Service differences extend to e-marketplaces for indirect materials as well. Some let users access information and order products with a simple browser, while others, such as Commerce One’s MarketSite, invite buyers to download information into an electronic procurement application that can create a purchase order.

How the e-site information links to a user’s accounting software is critically important. If, for example, strategic data cannot be read by the accounting software, “useful metrics for strategic business purposes are lost,” says VerticalNet’s Godick. VerticalNet is in the process of licensing integration software to provide this functionality. Other e-sites are already there. PlasticsNet, for example, recently launched a partnership with Tampa-based CommerceQuest to integrate the data on its site into buyers’ and sellers’ accounting systems, giving users the ability to check production, planning, order and shipment status with its entire range of partners despite differences in respective systems.

As always, companies must exercise customary due diligence. It is very easy to issue a press release that inflates a service—much harder to execute it.

Other advisories include

  • Ask a site’s current users about advantages and disadvantages. Be wary of sites that discourage talking with users.

  • Find out whether the site measures and tracks buyer satisfaction and then shares that information with users.

  • Select a site with a critical mass of sellers to provide a steady flow of goods and services.

  • Ask how the e-site makes money—its revenue sources and structure. Most charge a transaction commission fee; some prefer buyer subscription fees, which tend to be more costly; and some derive the bulk of their income from posting advertising, which should be considered suspect.

PROCESS REVIEW

Setting up an e-site link requires some preliminary effort. Before purchasing or selling begins, the user must define conditions and double-checks for its employees. In addition, a workflow protocol must be created so POs get routed to the right places.

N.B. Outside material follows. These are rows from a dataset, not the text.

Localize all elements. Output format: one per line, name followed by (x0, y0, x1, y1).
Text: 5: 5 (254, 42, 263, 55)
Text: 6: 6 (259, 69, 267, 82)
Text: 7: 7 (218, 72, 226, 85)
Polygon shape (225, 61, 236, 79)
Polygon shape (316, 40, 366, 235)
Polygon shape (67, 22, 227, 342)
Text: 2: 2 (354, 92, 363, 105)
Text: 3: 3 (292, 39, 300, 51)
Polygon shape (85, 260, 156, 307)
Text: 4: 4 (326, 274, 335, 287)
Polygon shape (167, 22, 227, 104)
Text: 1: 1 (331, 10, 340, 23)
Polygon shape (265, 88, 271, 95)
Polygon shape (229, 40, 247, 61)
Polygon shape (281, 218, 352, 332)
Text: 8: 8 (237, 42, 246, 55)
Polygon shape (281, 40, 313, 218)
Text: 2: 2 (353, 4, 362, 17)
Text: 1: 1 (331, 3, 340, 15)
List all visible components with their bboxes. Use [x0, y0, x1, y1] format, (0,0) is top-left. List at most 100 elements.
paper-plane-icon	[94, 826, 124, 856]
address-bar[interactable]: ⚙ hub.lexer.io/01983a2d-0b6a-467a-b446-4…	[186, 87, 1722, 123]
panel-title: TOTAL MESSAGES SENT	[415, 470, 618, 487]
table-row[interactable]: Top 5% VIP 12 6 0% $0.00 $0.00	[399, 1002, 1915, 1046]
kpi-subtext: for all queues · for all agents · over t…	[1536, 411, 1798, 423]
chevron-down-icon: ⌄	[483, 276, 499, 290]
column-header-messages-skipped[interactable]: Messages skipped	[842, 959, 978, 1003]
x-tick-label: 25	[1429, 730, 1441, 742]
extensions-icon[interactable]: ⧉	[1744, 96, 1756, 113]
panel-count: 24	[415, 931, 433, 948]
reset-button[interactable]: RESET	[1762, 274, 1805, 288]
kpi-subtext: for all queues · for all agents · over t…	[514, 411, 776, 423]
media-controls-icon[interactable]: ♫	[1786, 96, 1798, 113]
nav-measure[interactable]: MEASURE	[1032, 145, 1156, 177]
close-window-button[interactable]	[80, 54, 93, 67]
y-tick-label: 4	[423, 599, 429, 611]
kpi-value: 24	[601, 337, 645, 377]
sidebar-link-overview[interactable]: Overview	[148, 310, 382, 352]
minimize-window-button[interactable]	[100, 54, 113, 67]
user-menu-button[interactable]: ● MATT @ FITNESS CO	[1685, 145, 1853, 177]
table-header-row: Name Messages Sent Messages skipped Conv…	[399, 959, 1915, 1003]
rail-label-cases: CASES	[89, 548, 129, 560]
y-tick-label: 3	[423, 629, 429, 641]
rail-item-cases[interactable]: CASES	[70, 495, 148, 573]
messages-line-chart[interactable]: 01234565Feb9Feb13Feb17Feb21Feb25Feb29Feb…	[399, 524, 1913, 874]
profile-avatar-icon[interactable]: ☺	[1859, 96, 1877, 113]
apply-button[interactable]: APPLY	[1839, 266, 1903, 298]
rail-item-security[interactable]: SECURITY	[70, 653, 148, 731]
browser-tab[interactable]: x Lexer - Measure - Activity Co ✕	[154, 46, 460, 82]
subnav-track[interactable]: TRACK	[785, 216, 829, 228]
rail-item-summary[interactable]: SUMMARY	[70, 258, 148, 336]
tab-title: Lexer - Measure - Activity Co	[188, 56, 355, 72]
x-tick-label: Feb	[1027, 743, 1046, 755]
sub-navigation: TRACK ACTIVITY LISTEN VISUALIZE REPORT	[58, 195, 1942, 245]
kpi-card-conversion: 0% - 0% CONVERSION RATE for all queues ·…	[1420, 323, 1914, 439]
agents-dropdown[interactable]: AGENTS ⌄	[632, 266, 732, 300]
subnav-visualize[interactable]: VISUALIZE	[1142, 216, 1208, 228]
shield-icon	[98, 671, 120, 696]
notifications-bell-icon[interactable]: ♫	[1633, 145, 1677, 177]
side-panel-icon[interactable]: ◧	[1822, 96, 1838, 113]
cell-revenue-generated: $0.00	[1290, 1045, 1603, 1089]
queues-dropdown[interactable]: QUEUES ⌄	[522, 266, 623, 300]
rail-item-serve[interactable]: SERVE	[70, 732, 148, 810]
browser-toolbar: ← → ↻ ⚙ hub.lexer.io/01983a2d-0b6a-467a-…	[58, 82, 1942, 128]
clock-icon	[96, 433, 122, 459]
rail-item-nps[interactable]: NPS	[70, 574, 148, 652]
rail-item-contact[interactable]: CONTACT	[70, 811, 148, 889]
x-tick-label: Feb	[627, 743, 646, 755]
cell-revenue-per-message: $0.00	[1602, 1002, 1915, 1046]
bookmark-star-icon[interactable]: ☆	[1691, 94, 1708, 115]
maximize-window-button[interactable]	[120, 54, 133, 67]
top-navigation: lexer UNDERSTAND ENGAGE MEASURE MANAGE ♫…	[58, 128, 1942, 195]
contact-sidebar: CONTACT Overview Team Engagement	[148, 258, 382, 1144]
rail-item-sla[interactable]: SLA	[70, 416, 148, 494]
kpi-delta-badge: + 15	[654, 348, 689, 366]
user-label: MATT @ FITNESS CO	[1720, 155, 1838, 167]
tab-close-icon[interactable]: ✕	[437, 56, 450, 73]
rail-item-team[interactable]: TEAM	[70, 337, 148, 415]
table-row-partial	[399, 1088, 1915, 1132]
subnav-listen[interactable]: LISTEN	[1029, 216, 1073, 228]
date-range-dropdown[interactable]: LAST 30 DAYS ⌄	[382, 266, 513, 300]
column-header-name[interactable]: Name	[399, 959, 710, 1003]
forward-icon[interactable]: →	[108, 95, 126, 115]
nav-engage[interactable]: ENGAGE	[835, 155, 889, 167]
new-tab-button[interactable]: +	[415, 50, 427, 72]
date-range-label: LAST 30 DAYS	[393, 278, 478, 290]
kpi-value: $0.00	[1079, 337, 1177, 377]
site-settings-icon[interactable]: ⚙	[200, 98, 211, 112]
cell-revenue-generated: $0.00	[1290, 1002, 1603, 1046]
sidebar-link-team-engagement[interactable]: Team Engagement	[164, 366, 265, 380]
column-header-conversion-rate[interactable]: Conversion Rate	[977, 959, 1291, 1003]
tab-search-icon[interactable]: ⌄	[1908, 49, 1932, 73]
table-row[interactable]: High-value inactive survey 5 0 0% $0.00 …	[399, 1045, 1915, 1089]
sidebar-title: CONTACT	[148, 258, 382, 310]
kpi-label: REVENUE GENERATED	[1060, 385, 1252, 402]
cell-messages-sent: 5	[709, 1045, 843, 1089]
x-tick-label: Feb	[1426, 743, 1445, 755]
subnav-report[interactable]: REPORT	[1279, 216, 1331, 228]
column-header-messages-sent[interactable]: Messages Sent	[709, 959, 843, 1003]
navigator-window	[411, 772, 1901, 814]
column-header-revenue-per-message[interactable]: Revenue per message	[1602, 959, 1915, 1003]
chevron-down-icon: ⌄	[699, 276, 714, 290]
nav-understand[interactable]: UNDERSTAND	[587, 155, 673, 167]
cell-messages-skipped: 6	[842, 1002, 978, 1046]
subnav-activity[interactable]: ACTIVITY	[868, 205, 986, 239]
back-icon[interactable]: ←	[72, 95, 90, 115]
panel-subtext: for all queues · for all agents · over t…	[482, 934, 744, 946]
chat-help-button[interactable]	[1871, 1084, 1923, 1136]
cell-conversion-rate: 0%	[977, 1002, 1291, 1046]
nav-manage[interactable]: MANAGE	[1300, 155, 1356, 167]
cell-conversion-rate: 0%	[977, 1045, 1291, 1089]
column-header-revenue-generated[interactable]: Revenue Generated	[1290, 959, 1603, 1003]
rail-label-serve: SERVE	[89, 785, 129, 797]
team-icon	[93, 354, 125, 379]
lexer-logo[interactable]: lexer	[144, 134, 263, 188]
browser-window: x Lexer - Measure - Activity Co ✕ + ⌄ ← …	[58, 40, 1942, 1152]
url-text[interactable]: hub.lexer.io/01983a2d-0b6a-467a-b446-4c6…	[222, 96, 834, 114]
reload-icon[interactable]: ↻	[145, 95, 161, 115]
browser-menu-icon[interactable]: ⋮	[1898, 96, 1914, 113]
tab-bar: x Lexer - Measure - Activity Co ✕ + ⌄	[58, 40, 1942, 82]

Perhaps the toughest decision to make is not which site to join, but how many. Analysts say suppliers are compelled to participate in several. “They’re going to have to,” says Barbara Reilly, a Gartner Group research analyst. “They’ll need to either feature all these sites on one portal or wait for the e-marketplaces to do it for them” through consolidation, she explains.

The one-portal strategy Reilly mentions is available through several sites via partnerships. For example, MaterialNet has an agreement with Ariba permitting users of either e-marketplace to procure indirect materials from Ariba or direct materials from MaterialNet. Commerce One has a similar strategy and invites e-marketplaces in different vertical industries to set up shop on MarketSite. “All the sites realize they will have to connect at some time,” Garretson says. “But we’re very early in the process. Like everything else in e-commerce,” he adds, “necessity is the mother of invention.”